Four different men, four different calls; but each call answered.

At the present writing the undergraduate is entrenched behind his books. Preparedness in the face of the daily onslaught of examinations becomes for him so necessary an issue, as, for the moment, to force military plans into the background. This, however, does not mean that the College can long avoid taking some ground with reference to the innumerable suggestions, plans and movements looking to undergraduate training for military service.

At present in many minds there is a good deal of confusion concerning the whole matter. It has, for instance, been taken for granted that if the College authorities should express a hospitable intent, the United States government would be glad to take advantage of the opportunity to supply equipment and instruction for such students as might care to enroll themselves in a volunteer company.

This, however, is not the case. The government has expressed willingness to supply certain equipment and instruction provided the College Trustees should guarantee a minimum number of pupils, assume responsibility for the care of equipment and give special assurances as to the status of a military course as part of the curriculum.

Obviously the trustees can do no such thing.
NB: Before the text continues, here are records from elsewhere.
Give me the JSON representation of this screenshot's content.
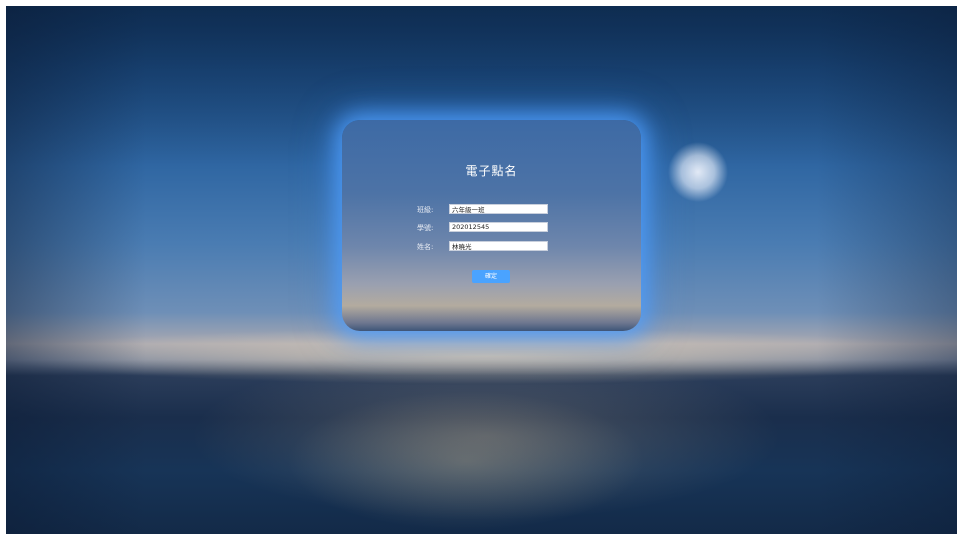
{
  "page": {
    "title": "電子點名"
  },
  "form": {
    "class_label": "班級:",
    "class_value": "六年級一班",
    "student_id_label": "學號:",
    "student_id_value": "202012545",
    "name_label": "姓名:",
    "name_value": "林曉光",
    "submit_label": "確定"
  },
  "colors": {
    "accent": "#4aa3ff",
    "card_glow": "#50a0ff"
  }
}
To guarantee a certain number of pupils would necessitate making military training at Dartmouth College compulsory, a procedure entirely foreign to the nature and discipline of the institution. However desirable some form of military conscription may be in the United States, its application is for the central government and not for isolated groups of educational trustees. A curriculum may be built up successfully with military education as its foundation. The experience of the land grant colleges, however, offers small argument for making drill and tactics part of a course of study otherwise devoted to the. liberal arts and sciences.

Doubtless should the national government devise a compulsory military service for all the young men of the nation, the endowed colleges would lend such hospitable assistance as their plant equipment would allow. Doubtless, too, they would in similar measure cooperate in the encouragement of volunteer service by students as groups acting under either state or national authority.

The wish of college men to fit themselves for the defense of their country in case of need is worthy of high praise. So clear an issue should not be muddled by consideration of compulsory requirement behind or encouraging credits before. This view appears now to have prevailed.

Carnival is with us once more, and Hanover is about to be besieged by many people, bent on discovering what winter in New Hampshire is really like. It is sad to think that the stage may not arbitrarily be set to meet their imagination. Plethoric America has seen an infinite variety of weather within the past few weeks. What brand is pigeonholed to be dragged out for Carnival in Hanover is beyond guessing. History records that one such occasion was made possible only by the fortunate discovery of a small snowdrift on the north side of the medical laboratory. It was lugged off in pails and distributed at strategic points on the day of the chief outdoor events. Probably it is fortunate that despite their predilection for the drifts the undergraduates have been persuaded to hold a part of their celebration within doors. This year at any rate the skating craze has not led to the abandonment of the dance.